If you know me you know that I don't cry when I want to and am slightly embarrassed about it. Generally speaking I get angry. For example we had to read 5 different books for an Adolescent Literature class that I am in. I only cried a few non-dropping tears at the end of Hitler Youth-sick right? I wanted to cry I was sad and frustrated, but I didn't. When my family moved almost two years ago it took me nearly three months before I finally had a small sobbing session about it. I wanted to from the day we closed, but I just couldn't. It sucked, and when I finally had the little session it was over in a few minutes and I felt soooo much better.
Anyways-what does make me actually uncontrollable sob are things like taxes and loans. My Freshman year the only time I cried to my mom was when my loan stuff wasn't working out. Last year when the H&R Block guy told me that it was going to cost over $250 to have him prepare my taxes I almost cried, but fortunately I kept my composure. Well, this year I did cry. I finally lost it after two hours on turbotax I cried. somehow I couldn't get the dates of when I was in CA last year right and then it wouldn't let me choose the correct option for some other part of some other form, so I finally chose the semi-correct one. I can't pretend I even really understood what they were asking me. Well, anyways it finally went through and I was relieved. So, what happened?

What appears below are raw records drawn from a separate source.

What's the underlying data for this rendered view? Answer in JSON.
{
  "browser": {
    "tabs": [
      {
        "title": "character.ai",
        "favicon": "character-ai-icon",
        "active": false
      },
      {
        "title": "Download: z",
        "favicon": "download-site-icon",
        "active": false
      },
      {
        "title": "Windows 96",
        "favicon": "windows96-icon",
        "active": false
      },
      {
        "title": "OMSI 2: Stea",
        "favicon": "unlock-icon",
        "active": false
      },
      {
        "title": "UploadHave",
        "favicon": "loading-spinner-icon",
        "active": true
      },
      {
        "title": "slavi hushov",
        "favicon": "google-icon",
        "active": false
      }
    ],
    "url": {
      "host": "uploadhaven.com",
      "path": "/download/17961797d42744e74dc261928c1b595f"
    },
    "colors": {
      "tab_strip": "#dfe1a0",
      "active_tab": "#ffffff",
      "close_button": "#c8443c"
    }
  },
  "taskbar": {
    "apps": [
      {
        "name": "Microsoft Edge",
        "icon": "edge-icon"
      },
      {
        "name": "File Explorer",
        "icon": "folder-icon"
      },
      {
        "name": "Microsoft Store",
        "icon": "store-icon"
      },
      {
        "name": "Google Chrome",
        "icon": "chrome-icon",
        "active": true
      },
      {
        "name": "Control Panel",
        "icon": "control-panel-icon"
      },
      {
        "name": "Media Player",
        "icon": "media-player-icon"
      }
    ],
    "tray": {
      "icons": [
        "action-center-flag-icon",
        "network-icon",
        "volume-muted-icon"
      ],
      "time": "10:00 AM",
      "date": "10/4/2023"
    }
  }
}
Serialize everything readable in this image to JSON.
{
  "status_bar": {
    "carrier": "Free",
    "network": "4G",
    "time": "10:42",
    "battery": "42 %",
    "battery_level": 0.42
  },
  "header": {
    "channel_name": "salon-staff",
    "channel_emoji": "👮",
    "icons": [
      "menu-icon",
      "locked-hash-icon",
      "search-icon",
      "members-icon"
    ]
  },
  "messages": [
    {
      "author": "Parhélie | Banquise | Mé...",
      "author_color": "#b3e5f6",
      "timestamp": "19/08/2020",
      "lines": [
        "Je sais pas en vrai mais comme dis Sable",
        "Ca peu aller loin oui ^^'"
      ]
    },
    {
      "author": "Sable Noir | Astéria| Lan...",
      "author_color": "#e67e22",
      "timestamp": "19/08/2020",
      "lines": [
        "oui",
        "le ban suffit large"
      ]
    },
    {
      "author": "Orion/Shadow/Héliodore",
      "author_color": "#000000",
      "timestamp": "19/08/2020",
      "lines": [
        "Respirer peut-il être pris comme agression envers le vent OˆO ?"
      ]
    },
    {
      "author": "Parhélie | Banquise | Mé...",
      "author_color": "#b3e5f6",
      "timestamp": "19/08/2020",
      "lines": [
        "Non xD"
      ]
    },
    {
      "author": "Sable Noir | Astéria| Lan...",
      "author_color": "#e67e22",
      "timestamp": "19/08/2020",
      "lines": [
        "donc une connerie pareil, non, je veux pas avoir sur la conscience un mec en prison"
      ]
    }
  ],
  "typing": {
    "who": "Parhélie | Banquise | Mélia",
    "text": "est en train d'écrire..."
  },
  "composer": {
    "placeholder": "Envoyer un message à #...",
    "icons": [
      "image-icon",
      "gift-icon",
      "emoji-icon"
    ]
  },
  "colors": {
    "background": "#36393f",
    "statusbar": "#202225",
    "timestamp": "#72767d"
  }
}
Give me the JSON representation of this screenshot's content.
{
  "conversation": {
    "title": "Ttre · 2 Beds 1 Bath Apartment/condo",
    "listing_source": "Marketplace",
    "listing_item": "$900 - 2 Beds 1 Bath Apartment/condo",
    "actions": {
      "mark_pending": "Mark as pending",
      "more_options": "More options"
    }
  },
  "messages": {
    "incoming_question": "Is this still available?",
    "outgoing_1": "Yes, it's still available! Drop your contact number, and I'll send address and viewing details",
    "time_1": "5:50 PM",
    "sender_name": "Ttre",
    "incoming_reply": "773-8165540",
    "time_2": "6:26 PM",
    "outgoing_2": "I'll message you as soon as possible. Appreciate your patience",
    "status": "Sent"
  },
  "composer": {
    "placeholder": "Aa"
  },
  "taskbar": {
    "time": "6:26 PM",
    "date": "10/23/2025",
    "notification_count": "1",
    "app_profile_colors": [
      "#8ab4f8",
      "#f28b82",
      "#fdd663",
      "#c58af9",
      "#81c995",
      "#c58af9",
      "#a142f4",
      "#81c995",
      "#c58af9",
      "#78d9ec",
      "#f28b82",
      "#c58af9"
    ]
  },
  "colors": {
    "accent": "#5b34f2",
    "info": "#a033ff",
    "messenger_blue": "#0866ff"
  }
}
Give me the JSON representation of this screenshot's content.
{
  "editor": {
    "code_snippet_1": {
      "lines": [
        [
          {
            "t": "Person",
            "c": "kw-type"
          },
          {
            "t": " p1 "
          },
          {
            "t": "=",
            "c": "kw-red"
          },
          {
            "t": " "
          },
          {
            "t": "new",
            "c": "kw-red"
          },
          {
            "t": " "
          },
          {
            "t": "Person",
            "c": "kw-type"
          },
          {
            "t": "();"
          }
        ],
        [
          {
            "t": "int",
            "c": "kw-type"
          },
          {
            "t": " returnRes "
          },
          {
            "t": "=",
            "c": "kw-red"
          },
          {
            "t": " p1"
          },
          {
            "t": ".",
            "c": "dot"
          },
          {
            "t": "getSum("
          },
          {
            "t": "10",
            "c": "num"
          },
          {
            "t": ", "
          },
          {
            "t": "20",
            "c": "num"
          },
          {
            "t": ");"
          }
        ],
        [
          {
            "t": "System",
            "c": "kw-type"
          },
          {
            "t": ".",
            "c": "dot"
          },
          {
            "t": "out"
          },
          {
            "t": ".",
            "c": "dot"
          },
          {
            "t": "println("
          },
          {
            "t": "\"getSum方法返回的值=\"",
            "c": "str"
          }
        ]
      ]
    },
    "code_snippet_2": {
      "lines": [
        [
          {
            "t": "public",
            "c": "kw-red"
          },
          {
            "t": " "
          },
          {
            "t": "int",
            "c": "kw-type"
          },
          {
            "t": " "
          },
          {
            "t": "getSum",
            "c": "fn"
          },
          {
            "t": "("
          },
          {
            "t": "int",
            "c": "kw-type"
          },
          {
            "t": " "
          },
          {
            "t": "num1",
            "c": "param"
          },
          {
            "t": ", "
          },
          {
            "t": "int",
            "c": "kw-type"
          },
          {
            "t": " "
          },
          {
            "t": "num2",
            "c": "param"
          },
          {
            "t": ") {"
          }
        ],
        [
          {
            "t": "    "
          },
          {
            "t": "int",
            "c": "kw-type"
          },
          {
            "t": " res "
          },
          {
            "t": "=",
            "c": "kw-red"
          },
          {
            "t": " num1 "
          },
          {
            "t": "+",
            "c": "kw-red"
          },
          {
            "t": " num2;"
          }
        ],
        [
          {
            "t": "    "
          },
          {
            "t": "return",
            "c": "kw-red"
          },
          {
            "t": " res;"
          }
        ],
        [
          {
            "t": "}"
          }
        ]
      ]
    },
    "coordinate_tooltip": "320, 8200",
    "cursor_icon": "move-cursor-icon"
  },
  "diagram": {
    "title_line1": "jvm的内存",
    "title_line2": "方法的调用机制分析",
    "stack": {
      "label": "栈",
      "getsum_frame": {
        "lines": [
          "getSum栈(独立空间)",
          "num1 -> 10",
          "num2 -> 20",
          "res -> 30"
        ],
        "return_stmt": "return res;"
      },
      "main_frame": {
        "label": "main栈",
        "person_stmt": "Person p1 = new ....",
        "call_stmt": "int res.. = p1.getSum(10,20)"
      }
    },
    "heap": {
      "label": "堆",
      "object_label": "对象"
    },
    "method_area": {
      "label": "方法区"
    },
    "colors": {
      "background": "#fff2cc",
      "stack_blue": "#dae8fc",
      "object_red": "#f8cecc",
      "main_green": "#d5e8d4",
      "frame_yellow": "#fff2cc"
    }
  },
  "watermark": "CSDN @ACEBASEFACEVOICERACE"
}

Today, I open my e-mail, and oh, my federal return was rejected-why? My birthday does not match the record they have on file. So, I check to see if I wrote 2008 instead of 1987-I've done that a few times before, no it is the right date-great. Well, for whatever reason-this makes me feel so helpless and upset-the SSA(Social Security Administration) doesn't answer calls on Sunday, the help section is unhelpful and our phone system isn't working in this building, so I can't call the only person you want to talk to in this situation-your mother. Already I couldn't talk to her last night because she was selfishly working. Anyhow. I get a cellphone from my friend since her minutes are free and mine cost 15 cents each, but her connection doesn't work. So, while I try to reach mom again and again she heads out to a memorial service to be supportive of her husband who is being supportive of his co-worker. Hello, I need support-you need to be on the same telepathic wavelength right now, mom! Anyways, I finally get a hold of my brother on my expensive cell phone-as in the minutes are costly- and poor guy I loose it on him. This will tell you how often I cry as I am explaining my tax woes I really lose it and I apologize for doing so and he says I thought you were joking- I wish I was.